Han hecho falta tres mociones de censura previas en este país para que una finalmente triunfe. Es verdad que se trataba del presidente con menos apoyo parlamentario desde 1977 y también que era la segunda a que Mariano Rajoy se enfrentaba, pero esas no han sido las únicas razones de lo que pasará hoy en el Congreso cuando se someta a votación la iniciativa.
Una moción de censura consta de dos partes. La primera es una especie de voto de confianza del Gobierno, es decir un examen al Ejecutivo a través de su presidente. La segunda es una evaluación al candidato a sustituirle. Es como una doble investidura. Por eso, quien supera el trámite pasa a presidir directamente el Gobierno tras la dimisión en bloque de éste y sin someterse a una investidura propiamente dicha.
Rajoy quiso convertir el debate de la moción presentada por Pedro Sánchez en una nueva reválida del secretario general del PSOE, tratando de desviar la atención hacia sus sospechosos compañeros de viaje --los Frankenstein-- y hacia las difíciles relaciones de Sánchez con los barones de su partido. Pese a su habilidad parlamentaria --es el mejor, con permiso del refrescante Joan Baldoví--, el ya casi expresidente no pudo evitar convertirse en el único examinado en esta ocasión. Le tenían ganas.
Y ha sido así no es solo la sentencia del caso Gürtel, la puntilla de este periodo de gobierno del PP y quién sabe si el final del partido.
Con 134 diputados y todo lo que le aguardaba en los tribunales, el PP seguía gobernando en un tono y unas formas fuera de lugar que han provocado un hartazgo generalizado. No es una cuestión de detalles, sino muy de fondo, que ya se había puesto de manifiesto en la anterior y breve legislatura, cuando Rajoy declinó el encargo del jefe del Estado de formar Gobierno, torpedeó la candidatura de Pedro Sánchez y forzó nuevas elecciones. Puso las instituciones a su servicio en un gesto desconcertante de rechazo profundo a las normas de juego.
Una respuesta con el mismo aroma que su plantón de ayer al Congreso. Una vez el PNV le comunicó el sentido de su voto, Rajoy decidió no asistir a la sesión vespertina, en un gesto de menosprecio a la soberanía popular de imposible comprensión en un político profesional. Una respuesta pueril que viene a respaldar a quienes atribuyen al PP sentirse incómodo en el traje de la Constitución y la democracia. Es una lástima que este sea el broche a una etapa de Gobierno, pero es coherente con otros comportamientos anteriores, como el incomprensible y permanente ninguneo a Ciudadanos pese a ser el socio de legislatura.

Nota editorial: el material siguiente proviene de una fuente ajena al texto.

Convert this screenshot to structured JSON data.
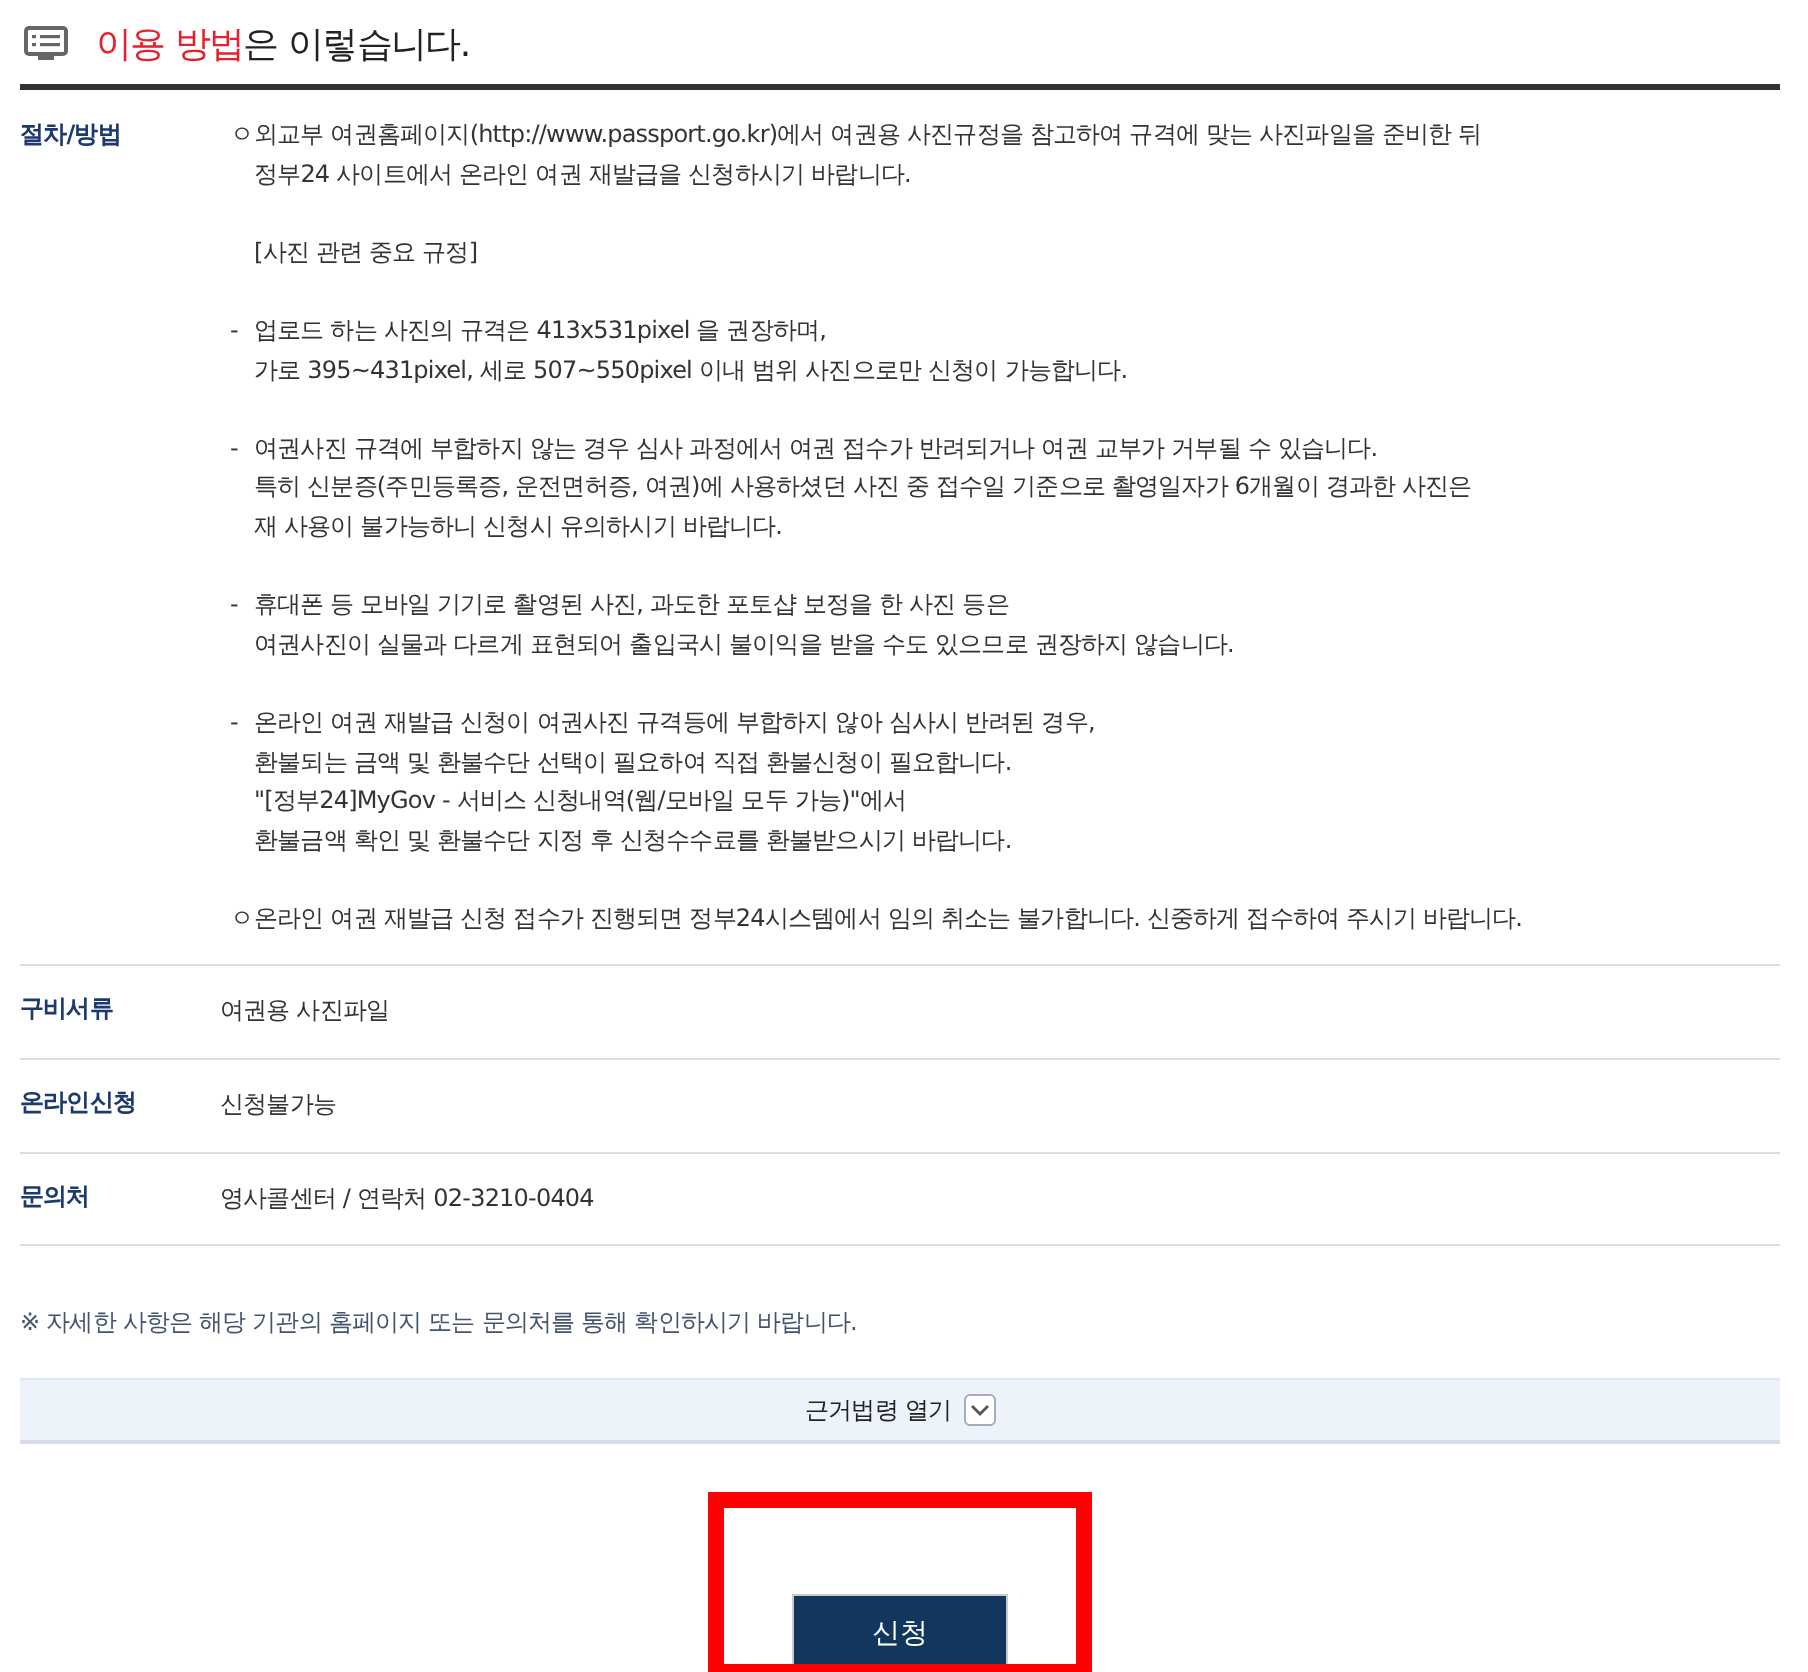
{
  "heading": {
    "highlight": "이용 방법",
    "rest": "은 이렇습니다."
  },
  "rows": [
    {
      "label": "절차/방법",
      "blocks": [
        {
          "marker": "ㅇ",
          "lines": [
            "외교부 여권홈페이지(http://www.passport.go.kr)에서 여권용 사진규정을 참고하여 규격에 맞는 사진파일을 준비한 뒤",
            "정부24 사이트에서 온라인 여권 재발급을 신청하시기 바랍니다."
          ]
        },
        {
          "lines": [
            "[사진 관련 중요 규정]"
          ]
        },
        {
          "marker": "-",
          "lines": [
            "업로드 하는 사진의 규격은 413x531pixel 을 권장하며,",
            "가로 395~431pixel, 세로 507~550pixel 이내 범위 사진으로만 신청이 가능합니다."
          ]
        },
        {
          "marker": "-",
          "lines": [
            "여권사진 규격에 부합하지 않는 경우 심사 과정에서 여권 접수가 반려되거나 여권 교부가 거부될 수 있습니다.",
            "특히 신분증(주민등록증, 운전면허증, 여권)에 사용하셨던 사진 중 접수일 기준으로 촬영일자가 6개월이 경과한 사진은",
            "재 사용이 불가능하니 신청시 유의하시기 바랍니다."
          ]
        },
        {
          "marker": "-",
          "lines": [
            "휴대폰 등 모바일 기기로 촬영된 사진, 과도한 포토샵 보정을 한 사진 등은",
            "여권사진이 실물과 다르게 표현되어 출입국시 불이익을 받을 수도 있으므로 권장하지 않습니다."
          ]
        },
        {
          "marker": "-",
          "lines": [
            "온라인 여권 재발급 신청이 여권사진 규격등에 부합하지 않아 심사시 반려된 경우,",
            "환불되는 금액 및 환불수단 선택이 필요하여 직접 환불신청이 필요합니다.",
            "\"[정부24]MyGov - 서비스 신청내역(웹/모바일 모두 가능)\"에서",
            "환불금액 확인 및 환불수단 지정 후 신청수수료를 환불받으시기 바랍니다."
          ]
        },
        {
          "marker": "ㅇ",
          "lines": [
            "온라인 여권 재발급 신청 접수가 진행되면 정부24시스템에서 임의 취소는 불가합니다. 신중하게 접수하여 주시기 바랍니다."
          ]
        }
      ]
    },
    {
      "label": "구비서류",
      "value": "여권용 사진파일"
    },
    {
      "label": "온라인신청",
      "value": "신청불가능"
    },
    {
      "label": "문의처",
      "value": "영사콜센터 / 연락처 02-3210-0404"
    }
  ],
  "note": "※ 자세한 사항은 해당 기관의 홈페이지 또는 문의처를 통해 확인하시기 바랍니다.",
  "law_toggle": {
    "label": "근거법령 열기",
    "expanded": false
  },
  "apply_button": "신청"
}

Eran manifestaciones de un final de ciclo que mantenía paralizado al Gobierno, inoperante ya antes de la moción de censura y al que la sentencia de la Gürtel había dejado grogui. Pedro Sánchez ha defendido bien su iniciativa, aunque ha estado más hábil que brillante. Se ha limitado a surfear a lomos de la ola que arrastraba a Rajoy.
El periodo que se abre ahora será mucho más complicado para él. Necesita ampliar al máximo la vida de su Gobierno provisional para beneficiarse de los hipotéticos réditos del poder, pero a la vez tendrá la presión enorme de sus compañeros de viaje para desgastarle y reducir al mínimo ese periodo.